There are many ways to communicate, but words communicate the most clearly. Words mean things, except to those who are liars, and that is the meaning of our Lord’s words. Satan “does not stand in the truth, because there is no truth in him. When he speaks a lie, he speaks from his own resources, for he is a liar and the father of it” (John 8:44). Therefore all “modifications” of truth, double-speak, misrepresentations, misleading, and outright lying are signs of an immature, carnal, or unsaved heart.

Our Lord included our text in His Sermon on the Mount. He was contrasting the limited teaching of the Pharisees to God’s actual intention in His words. The Pharisees would interpret God’s words, “You shall not swear falsely, but shall perform your oaths to the Lord,” by changing the straightforward meaning and emphasizing only the last three words, narrowing God’s meaning. Their instruction strictly prohibited breaking any oath to the Lord. but they finely distinguished and loosened those principles in one’s dealings with men. Apparently promises to others could be undone by a sort of “crossing your fingers” if you used certain formulas—by heaven, by earth, by Jerusalem, even “by my head.” Our Lord expresses the simplicity of God’s command: “Do not swear at all…let your ‘Yes’ be ‘Yes,’ and your ‘No,’ ‘No.’” Among men, trust cannot thrive without trustworthy words expressing truth (reality). Among believers trustworthiness is a sign of authentic belief.

It might seem strange to build a marriage on words, but essentially that is why vows are exchanged. Sure, vows are exchanged before very much living has been shared. There are decades of living yet to come. Vows are exchanged by two good-willed people who know that it will take a lifetime to really know their spouse. There is a lot riding on each person’s faith and faithfulness. Marriage is sacred for the fact that vows are exchanged before God and before each one’s family. You better mean what you say and say what you mean because God is taking notes! Not only that, without God’s assistance, their marriage will not survive. If each party yields to God’s lordship, they will know the secret of success for a Christian marriage.

A big part of building your marriage on the Lord Jesus Christ is building your personal life on Him. It follows that words give voice to the values of our Lord, and several words are particularly important to the cohesiveness and harmony of a Christian marriage. Testings will come, and a firm grasp on these words, and complete harmony in honoring them, will help the marriage to withstand the onslaughts of life.

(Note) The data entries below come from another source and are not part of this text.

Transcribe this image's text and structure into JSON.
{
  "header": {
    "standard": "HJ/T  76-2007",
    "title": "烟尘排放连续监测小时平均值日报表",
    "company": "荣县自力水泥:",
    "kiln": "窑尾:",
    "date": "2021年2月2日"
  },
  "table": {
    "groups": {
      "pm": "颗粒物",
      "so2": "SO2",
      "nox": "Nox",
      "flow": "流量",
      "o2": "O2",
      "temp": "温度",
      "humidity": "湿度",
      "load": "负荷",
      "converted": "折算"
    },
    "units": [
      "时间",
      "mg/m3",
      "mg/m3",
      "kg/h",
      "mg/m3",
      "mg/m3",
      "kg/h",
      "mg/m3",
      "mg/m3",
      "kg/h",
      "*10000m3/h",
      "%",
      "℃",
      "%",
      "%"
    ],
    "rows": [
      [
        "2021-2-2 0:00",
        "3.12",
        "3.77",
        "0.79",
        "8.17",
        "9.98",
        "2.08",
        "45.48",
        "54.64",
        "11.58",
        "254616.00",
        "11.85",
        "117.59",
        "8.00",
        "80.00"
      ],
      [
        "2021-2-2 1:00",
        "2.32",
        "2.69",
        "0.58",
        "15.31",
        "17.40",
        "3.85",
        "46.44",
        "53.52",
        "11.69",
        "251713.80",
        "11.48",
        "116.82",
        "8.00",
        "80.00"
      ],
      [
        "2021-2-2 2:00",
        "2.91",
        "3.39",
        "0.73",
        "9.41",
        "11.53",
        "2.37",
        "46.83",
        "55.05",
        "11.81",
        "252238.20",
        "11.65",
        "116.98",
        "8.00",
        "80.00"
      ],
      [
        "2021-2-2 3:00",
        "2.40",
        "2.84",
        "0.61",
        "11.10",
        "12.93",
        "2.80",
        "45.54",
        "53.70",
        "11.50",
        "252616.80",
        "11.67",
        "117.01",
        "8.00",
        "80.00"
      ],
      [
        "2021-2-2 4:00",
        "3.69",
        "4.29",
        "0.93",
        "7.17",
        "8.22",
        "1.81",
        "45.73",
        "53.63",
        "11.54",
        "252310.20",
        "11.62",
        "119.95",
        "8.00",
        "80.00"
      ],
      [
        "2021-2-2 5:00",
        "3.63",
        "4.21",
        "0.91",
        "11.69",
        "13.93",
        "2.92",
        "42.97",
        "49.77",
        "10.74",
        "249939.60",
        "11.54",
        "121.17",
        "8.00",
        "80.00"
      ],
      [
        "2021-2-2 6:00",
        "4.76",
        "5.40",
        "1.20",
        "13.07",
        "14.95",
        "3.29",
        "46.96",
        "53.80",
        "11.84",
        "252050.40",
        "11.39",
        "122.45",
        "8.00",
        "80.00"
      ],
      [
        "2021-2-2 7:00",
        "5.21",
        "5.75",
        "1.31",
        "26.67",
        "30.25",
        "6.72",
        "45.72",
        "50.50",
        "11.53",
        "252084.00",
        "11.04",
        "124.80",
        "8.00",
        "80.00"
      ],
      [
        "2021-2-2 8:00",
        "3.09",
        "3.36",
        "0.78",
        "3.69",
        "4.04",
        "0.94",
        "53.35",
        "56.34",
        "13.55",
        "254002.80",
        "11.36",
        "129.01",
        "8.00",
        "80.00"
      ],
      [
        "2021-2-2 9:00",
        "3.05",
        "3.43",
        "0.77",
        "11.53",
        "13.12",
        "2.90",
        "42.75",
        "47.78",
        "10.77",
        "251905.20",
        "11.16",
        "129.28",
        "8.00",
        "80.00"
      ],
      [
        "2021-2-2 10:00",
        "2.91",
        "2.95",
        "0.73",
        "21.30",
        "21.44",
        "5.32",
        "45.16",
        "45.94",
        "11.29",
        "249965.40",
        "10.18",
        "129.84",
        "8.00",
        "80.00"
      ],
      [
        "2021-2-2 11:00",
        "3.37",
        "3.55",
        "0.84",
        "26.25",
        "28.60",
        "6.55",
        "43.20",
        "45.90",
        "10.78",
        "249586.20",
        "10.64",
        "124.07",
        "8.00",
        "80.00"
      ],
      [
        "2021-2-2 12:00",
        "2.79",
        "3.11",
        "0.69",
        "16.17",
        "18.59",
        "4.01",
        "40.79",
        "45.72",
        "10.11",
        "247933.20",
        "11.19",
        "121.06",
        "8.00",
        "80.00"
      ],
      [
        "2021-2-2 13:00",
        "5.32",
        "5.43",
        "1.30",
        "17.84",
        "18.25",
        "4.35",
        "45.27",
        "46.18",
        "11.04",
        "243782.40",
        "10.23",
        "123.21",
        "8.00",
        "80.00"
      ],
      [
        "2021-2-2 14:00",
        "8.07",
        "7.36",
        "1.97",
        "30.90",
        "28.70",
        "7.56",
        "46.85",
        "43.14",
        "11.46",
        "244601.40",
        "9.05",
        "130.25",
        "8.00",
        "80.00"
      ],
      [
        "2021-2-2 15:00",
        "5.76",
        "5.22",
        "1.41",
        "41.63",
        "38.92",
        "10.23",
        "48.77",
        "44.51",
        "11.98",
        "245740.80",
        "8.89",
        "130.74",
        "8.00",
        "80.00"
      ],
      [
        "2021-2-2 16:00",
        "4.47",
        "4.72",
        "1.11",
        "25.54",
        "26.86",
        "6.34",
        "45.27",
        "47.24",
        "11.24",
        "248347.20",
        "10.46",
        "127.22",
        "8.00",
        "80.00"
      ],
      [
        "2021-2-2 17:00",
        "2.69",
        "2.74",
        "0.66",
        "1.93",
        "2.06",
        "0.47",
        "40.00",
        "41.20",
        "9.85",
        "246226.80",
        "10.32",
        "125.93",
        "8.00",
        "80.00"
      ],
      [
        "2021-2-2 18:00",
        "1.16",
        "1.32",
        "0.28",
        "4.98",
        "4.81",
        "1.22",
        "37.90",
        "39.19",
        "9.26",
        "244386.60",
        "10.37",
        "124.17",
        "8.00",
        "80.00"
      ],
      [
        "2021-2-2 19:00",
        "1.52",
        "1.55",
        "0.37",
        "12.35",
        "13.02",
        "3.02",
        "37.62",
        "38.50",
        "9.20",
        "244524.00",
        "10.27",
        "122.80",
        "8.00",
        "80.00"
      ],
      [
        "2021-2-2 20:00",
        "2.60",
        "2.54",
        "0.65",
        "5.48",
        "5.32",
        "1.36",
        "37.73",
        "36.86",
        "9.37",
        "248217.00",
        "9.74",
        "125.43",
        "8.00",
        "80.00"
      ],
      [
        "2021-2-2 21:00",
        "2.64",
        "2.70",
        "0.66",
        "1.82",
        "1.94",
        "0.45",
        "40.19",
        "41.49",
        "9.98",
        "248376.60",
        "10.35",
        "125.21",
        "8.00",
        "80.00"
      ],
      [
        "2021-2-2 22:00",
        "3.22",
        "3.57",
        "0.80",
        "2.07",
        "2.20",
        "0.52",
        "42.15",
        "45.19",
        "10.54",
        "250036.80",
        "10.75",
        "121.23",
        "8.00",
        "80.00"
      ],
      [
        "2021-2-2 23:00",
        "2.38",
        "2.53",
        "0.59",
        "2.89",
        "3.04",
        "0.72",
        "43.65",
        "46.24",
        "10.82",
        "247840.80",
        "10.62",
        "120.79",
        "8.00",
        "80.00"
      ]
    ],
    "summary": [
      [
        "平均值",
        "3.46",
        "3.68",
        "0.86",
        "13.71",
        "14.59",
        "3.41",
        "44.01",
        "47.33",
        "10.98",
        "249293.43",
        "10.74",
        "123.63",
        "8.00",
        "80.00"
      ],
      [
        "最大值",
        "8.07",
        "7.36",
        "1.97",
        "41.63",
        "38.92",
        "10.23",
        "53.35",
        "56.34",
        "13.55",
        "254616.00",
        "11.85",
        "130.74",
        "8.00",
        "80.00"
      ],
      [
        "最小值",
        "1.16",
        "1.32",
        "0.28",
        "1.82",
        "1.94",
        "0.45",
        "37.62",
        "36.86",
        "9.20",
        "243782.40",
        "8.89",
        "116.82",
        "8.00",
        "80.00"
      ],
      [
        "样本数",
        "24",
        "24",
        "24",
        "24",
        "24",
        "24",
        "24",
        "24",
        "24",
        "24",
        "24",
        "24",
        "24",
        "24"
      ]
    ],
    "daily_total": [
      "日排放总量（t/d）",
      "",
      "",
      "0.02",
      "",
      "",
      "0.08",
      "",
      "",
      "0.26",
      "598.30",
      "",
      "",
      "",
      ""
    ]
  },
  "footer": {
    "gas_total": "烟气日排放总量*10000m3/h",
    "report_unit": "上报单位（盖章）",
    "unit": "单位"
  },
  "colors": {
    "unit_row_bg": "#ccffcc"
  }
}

The first word to build marriage upon is faith. Faith is simply believing what God says. Saving faith is complete confidence and yielding to Jesus Christ as Lord and Savior. Trusting faith is relying upon biblical doctrine. Living faith is confidently following God’s dictates on a personal level. Faithful living is absolute reliance, obedience, and trust in God’s Word. His Word must be the final arbiter of justice, adjudicator of disputes, a daily source of soul sustenance, and letting God enforce justice (rather than making each other pay) because “’Vengeance is Mine, I will repay,’ says the Lord” (Romans 12:19). When you have vibrant faith, then you will be equipped to be faithful, honest, trustworthy, and noble in your marriage.

The second word is love. There are several Greek words for love: storgo (love between parent and child), eros (passionate fire between lovers), phileo (brotherly love, tender affection, fondness among friends and relatives—John 5:20; 20:2), and agapao (selfless love, the special love characteristic of Christianity, and of God’s love for you in John 3:16). The meaning of agapao is not expressive of a warm feeling like all the preceding words. It is an intelligent, purposeful attitude of esteem and devotion; a selfless, purposeful outgoing attitude that desires to do good to those loved. It analyzes and then chooses the object to be loved. It is not a term wholly given to emotion, but it does involve the whole being—emotions, intellect and will. It is a deliberate, free act that is a decision of the subject rather than the result of unbidden, overpowering emotion. In other words, a marriage will do well when it includes all of these types of love, but it will thrive when each spouse values the other more than himself and selflessly acts and speaks only in his spouse’s best interest. That is God’s kind of love which you need to practice in your marriage. It takes a lot of work and self-control, but it is always worth it (Ephesians 5:28–29).

The third word is respect. Mutual respect is an absolute necessity for any marriage. Though both the husband and the wife are to love and respect each other, Ephesians 5:21–33 places the biggest burden upon the husband to demonstrate agape love by placing his wife’s welfare ahead of his own and by nurturing and cherishing her. It also places the heaviest challenge upon the wife to genuinely respect her husband. The Greek word for respect is phobetai, meaning fear and reverence, veneration, and treating with deference. This is not a quaking kind of terror; it is instead a healthy, thoughtful sense of respect for her man. A woman does extremely well when she does not discredit her man in public and treasures him in her heart.